Renato Casimiro, who had family members who were friends with Padim Ciço and knew him very well, was among the people who rejected Unidos de Padre Miguel’s parade.

“In 1925, Congressman Floro Bartolomeu da Costa organized the first public Carnival festivity of Juazeiro do Norte. Padre Cícero criticized it in private talks with friends, some of them members of my family,” Casimiro told Crux.

He said the 1925 celebration “obviously didn’t include all that debauchery that is seen in samba schools’ parades nowadays,” and even so, Padim Ciço repudiated it.

“It’s not a puritanical critique. We just think that it’s something that doesn’t fit with the extraordinary figure of Padre Cícero and his effort to build a society whose ethical and moral standards corresponded to its faith identity,” Casimiro said.

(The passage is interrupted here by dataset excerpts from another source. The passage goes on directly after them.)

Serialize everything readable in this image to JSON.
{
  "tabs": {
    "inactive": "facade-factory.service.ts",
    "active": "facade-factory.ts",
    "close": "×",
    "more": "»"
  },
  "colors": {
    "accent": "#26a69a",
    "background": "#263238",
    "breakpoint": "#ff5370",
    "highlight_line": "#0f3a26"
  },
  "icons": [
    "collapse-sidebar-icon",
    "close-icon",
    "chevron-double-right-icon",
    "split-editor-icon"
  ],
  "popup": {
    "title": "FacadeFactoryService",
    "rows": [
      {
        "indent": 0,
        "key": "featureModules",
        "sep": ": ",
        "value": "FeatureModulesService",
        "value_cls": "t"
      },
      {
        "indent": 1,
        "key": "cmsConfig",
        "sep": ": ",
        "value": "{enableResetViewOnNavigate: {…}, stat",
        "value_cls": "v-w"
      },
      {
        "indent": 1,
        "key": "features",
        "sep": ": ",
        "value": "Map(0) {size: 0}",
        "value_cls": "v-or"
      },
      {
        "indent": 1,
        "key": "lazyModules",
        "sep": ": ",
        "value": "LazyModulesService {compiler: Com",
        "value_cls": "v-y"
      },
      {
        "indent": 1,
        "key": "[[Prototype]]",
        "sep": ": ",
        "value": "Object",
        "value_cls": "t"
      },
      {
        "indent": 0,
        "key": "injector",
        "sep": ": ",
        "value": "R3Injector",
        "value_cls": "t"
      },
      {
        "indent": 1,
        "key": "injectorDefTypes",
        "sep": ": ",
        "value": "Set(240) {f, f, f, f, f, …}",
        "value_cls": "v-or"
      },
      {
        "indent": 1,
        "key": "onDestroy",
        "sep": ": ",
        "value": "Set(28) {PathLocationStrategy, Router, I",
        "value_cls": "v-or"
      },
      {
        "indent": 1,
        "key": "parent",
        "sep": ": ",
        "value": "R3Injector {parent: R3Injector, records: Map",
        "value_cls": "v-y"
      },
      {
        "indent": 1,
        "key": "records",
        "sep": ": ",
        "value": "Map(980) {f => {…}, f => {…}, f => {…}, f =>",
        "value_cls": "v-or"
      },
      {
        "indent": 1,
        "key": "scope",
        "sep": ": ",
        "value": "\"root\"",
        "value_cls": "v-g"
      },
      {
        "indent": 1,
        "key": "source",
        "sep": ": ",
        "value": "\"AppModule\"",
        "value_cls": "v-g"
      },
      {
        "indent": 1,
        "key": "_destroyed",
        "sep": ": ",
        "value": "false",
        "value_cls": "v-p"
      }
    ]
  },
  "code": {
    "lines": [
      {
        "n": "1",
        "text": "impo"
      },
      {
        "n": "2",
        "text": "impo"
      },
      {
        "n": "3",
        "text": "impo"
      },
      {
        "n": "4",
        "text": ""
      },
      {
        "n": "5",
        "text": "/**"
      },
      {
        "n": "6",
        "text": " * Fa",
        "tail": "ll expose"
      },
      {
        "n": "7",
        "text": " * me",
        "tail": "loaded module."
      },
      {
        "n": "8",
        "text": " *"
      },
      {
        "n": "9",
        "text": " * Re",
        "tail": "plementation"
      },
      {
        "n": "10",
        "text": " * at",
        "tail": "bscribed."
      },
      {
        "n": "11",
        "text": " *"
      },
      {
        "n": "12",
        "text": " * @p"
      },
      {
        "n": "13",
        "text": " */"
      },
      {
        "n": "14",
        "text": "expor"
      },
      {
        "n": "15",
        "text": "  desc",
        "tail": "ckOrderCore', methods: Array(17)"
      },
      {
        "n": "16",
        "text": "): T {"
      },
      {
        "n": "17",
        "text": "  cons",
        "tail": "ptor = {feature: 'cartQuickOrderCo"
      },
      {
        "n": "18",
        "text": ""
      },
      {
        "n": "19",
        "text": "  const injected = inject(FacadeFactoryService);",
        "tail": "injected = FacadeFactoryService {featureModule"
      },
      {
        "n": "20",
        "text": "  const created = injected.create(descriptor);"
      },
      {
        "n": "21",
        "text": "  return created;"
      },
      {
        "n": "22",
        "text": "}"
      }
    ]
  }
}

He believes that Padim Ciço’s image was “exploited by people involved with the samba school, people who have already used Padim Ciço to their own interests in the past in order to make a living from him.”

Father Luiz Antônio Pereira Lopes, who heads Rio’s Favelas Pastoral Ministry, knows the Padre Miguel neighborhood, where the samba school is located, very well.

“It received the name of Father Miguel Mochon (1879-1947), who was the vicar of an immense territory that today corresponds to a number of neighborhoods. My father and my uncles were baptized by him,” he told Crux.

The missionary’s history, a man who built churches and schools in that region, was told by Unidos de Padre Miguel in a parade years ago, Pereira Lopes recalled.

“That’s a region with plenty of people from the Northeast. That’s why they chose Padim Ciço. It was an important homage,” he added.

Pereira Lopes admitted that for Brazilians who don’t live in Rio, “the images of the Carnival that appear on TV give the impression that there are several women dancing half-naked, but that’s only a smaller part of the participants.”

“It can appear as a profanation, but everything is carried out with respect nowadays. Some carnavalescos [the artists in charge of the whole parade] even consult the Church in order to avoid anything scandalous when they’re dealing with religious topics,” Pereira Lopes said.

Times have changed. In 1989, the most famous carnavalesco in Rio, Joãosinho Trinta (1933-2011), in charge of the parade of the samba school Beija-Flor de Nilópolis, included a float carrying a Christ the Redeemer dressed as a beggar.

The Archdiocese of Rio de Janeiro sued the samba school and obtained an injunction prohibiting it to show the Christ float during the parade. Joãosinho Trinta covered the sculpture with trash bags and a giant banner that said: “Even forbidden, watch over us.”

“I was part of the Church committee that tried to negotiate with the carnavalescos. But they had an arrogant attitude and told us we didn’t have a say in their parade. Those were different times,” Pereira Lopes said, adding that today there’s an open dialogue between the Church and the samba schools.

Nudity was more common in those years. In 1988, a woman paraded completely naked. Rio’s Carnival league prohibited in 1990 the exposure of genitalia during presentations, and since then paraders wear at least a loincloth.

But the samba schools are gigantic – each one in Rio parades with at least 2,500 people – and most of their participants are regular people who just want to wear a costume, play an instrument and dance. Invited artists and models – the ones who usually show half-naked bodies during the parade – are a small minority.

“I know some people who took part in the Unidos de Padre Miguel parade. They even sent me pictures of their costumes and asked me if there was any problem with them,” Pereira Lopes said.

In his opinion, the pictures of the parade show that there was nothing scandalous about it.

“Carnival is joy and joy is something Christian. For those people, Padim Ciço is already a saint. It was something beautiful,” he said.